Investment philosophy now: eBay has significant network effects. Almost eight years later, they still occupy a pretty unique niche in the market. PayPal is positioned well to capture significant market share in the mobile payment revolution.
Netflix, Inc. (NASDAQ:NFLX)
Then: I bought Netflix the same day as eBay (September 2005). I sold in December 2005 for a loss of 4%.
Investment philosophy: I really hate driving seven miles to Blockbuster. Those late fees are ridiculous.
Now: Since I bought the Netflix in 2005, the shares have increased over 700%. I look like an idiot. Investment philosophy: Although Netflix is battling headwinds on rising content cost and made a major misstep in the Qwikster debacle, Netflix has first mover advantages in the space and is moving in the right direction by beginning to develop its own content. One major proprietary series can help to neutralize the networks during negotiations. That said, I can’t say I am a buyer at this price/earnings (P/E) ratio.
Apple Inc. (NASDAQ:AAPL)
Then: I bought Apple at $84.48/share in February 2007, before the iPhone came out. Impressed, right? Well, it was pure luck. The stock doubled in eight short months and I sold. I bought again when it dropped back into the $120s.

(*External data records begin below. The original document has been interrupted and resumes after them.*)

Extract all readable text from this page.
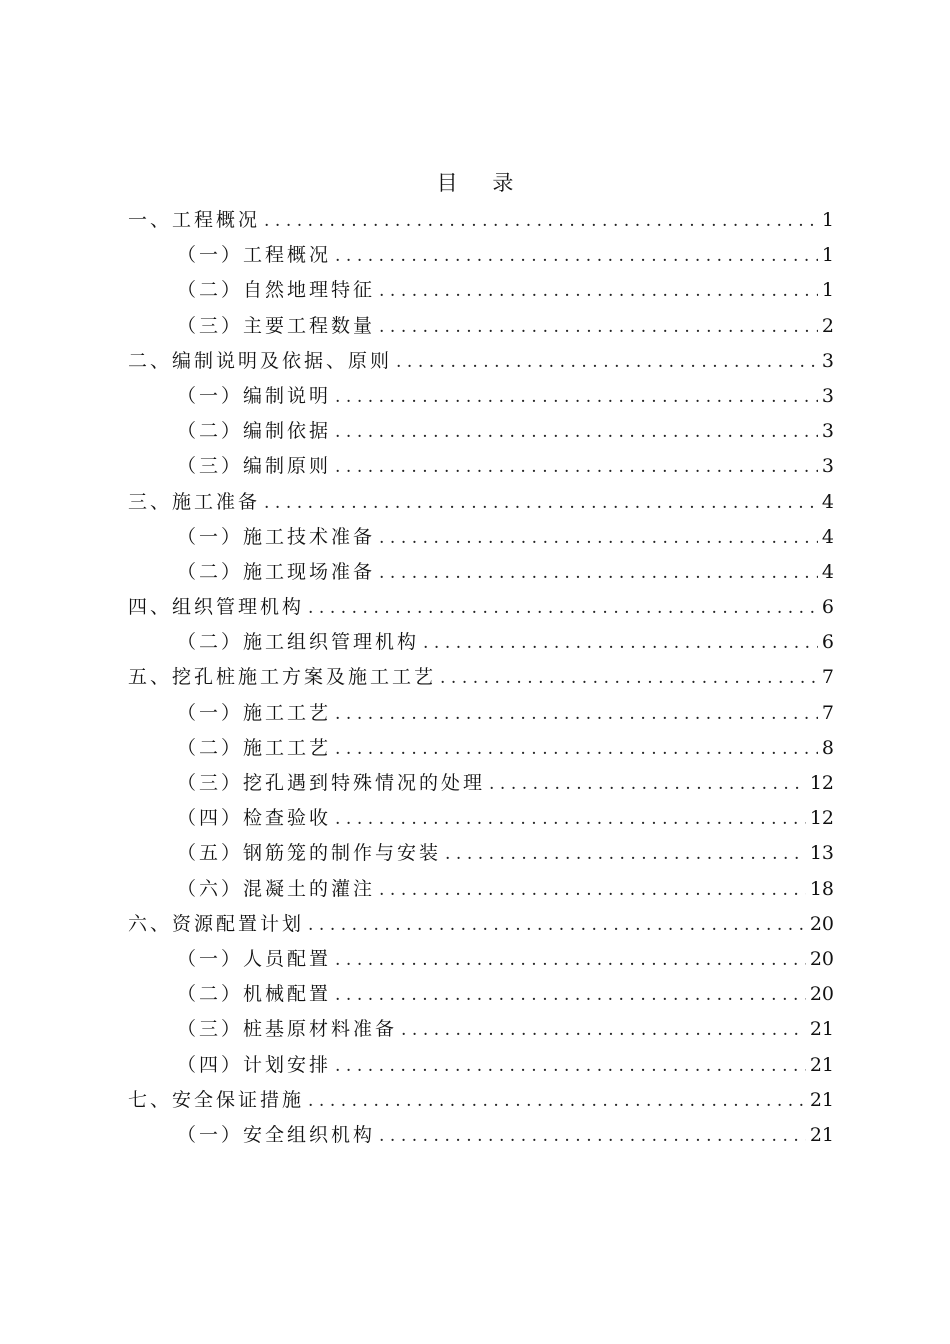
目 录
一、工程概况 .....	1
（一）工程概况 .....	1
（二）自然地理特征 .....	1
（三）主要工程数量 .....	2
二、编制说明及依据、原则 .....	3
（一）编制说明 .....	3
（二）编制依据 .....	3
（三）编制原则 .....	3
三、施工准备 .....	4
（一）施工技术准备 .....	4
（二）施工现场准备 .....	4
四、组织管理机构 .....	6
（二）施工组织管理机构 .....	6
五、挖孔桩施工方案及施工工艺 .....	7
（一）施工工艺 .....	7
（二）施工工艺 .....	8
（三）挖孔遇到特殊情况的处理 .....	12
（四）检查验收 .....	12
（五）钢筋笼的制作与安装 .....	13
（六）混凝土的灌注 .....	18
六、资源配置计划 .....	20
（一）人员配置 .....	20
（二）机械配置 .....	20
（三）桩基原材料准备 .....	21
（四）计划安排 .....	21
七、安全保证措施 .....	21
（一）安全组织机构 .....	21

Investment philosophy: I love my iPod and I feel an element of cool with the product. That’s got to be worth something, right?

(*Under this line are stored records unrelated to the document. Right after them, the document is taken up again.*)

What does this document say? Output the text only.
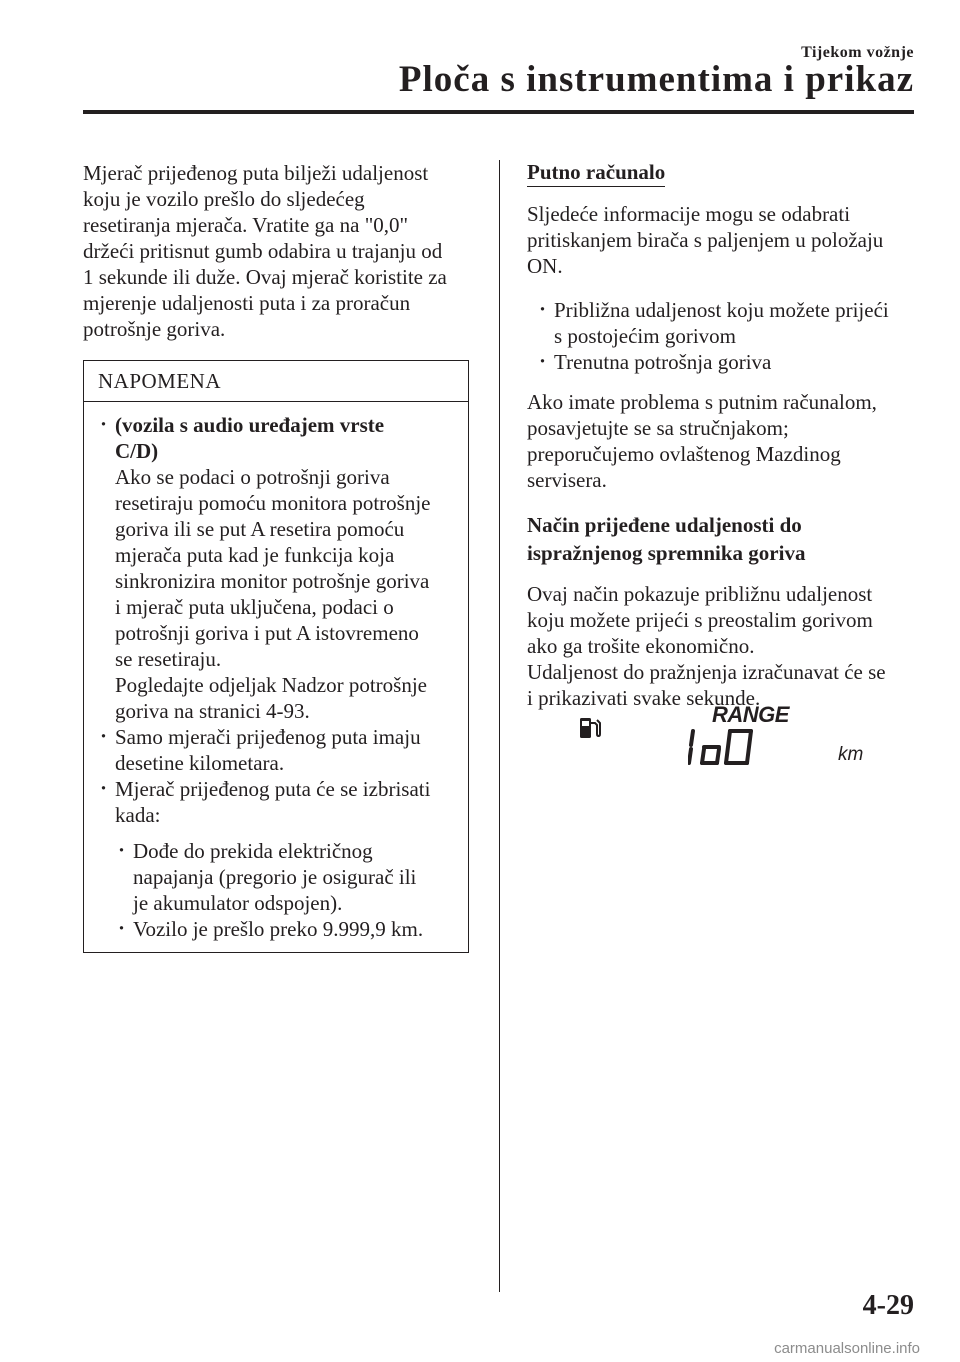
Tijekom vožnje
Ploča s instrumentima i prikaz

Mjerač prijeđenog puta bilježi udaljenost

koju je vozilo prešlo do sljedećeg

resetiranja mjerača. Vratite ga na "0,0"

držeći pritisnut gumb odabira u trajanju od

1 sekunde ili duže. Ovaj mjerač koristite za

mjerenje udaljenosti puta i za proračun

potrošnje goriva.

NAPOMENA

· (vozila s audio uređajem vrste

C/D)

Ako se podaci o potrošnji goriva

resetiraju pomoću monitora potrošnje

goriva ili se put A resetira pomoću

mjerača puta kad je funkcija koja

sinkronizira monitor potrošnje goriva

i mjerač puta uključena, podaci o

potrošnji goriva i put A istovremeno

se resetiraju.

Pogledajte odjeljak Nadzor potrošnje

goriva na stranici 4-93.

· Samo mjerači prijeđenog puta imaju

desetine kilometara.

· Mjerač prijeđenog puta će se izbrisati

kada:

· Dođe do prekida električnog

napajanja (pregorio je osigurač ili

je akumulator odspojen).

· Vozilo je prešlo preko 9.999,9 km.

Putno računalo

Sljedeće informacije mogu se odabrati

pritiskanjem birača s paljenjem u položaju

ON.

· Približna udaljenost koju možete prijeći

s postojećim gorivom

· Trenutna potrošnja goriva

Ako imate problema s putnim računalom,

posavjetujte se sa stručnjakom;

preporučujemo ovlaštenog Mazdinog

servisera.

Način prijeđene udaljenosti do
ispražnjenog spremnika goriva

Ovaj način pokazuje približnu udaljenost

koju možete prijeći s preostalim gorivom

ako ga trošite ekonomično.

Udaljenost do pražnjenja izračunavat će se

i prikazivati svake sekunde.

RANGE
km
4-29
carmanualsonline.info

Now: I’ve bought and sold several times on the way and up and the way down. I’m actually excited about the stock once again with the rumors of the iWatch. Read about that here.
Investment philosophy: Technology companies have been near the top of the market cap before, but rarely has a technology company of this size and prospects traded at a forward P/E of less than 10. Apple still has a few things up its sleeve. The question is whether they can disrupt another market.
That brings me around to the title of this article. The dumbest mistake I’ve made in the market? Not taking the long-term approach at ALL times. If I had adopted a “buy and hold” approach from the beginning, I would have had the following results: >25% gain, >700% gain, >540% gain. If you truly believe that a company will revolutionize the market, buy and hold until they prove you right.
Oh, and those two rules that served Jimmy so well?
1). If a stock doubles, sell half of it. You still have the stock with room to run, but you got your initial investment out. Everything else is gravy.
2). If a stock drops by 20%, sell it. Hardly does a stock recover if it drops more than 20%.
That obviously worked for Jimmy. I have adopted more of a buy and hold approach.
I’ll leave you with some words of wisdom by the Oracle of Omaha (Warren Buffett): ”Our favorite holding period is forever.”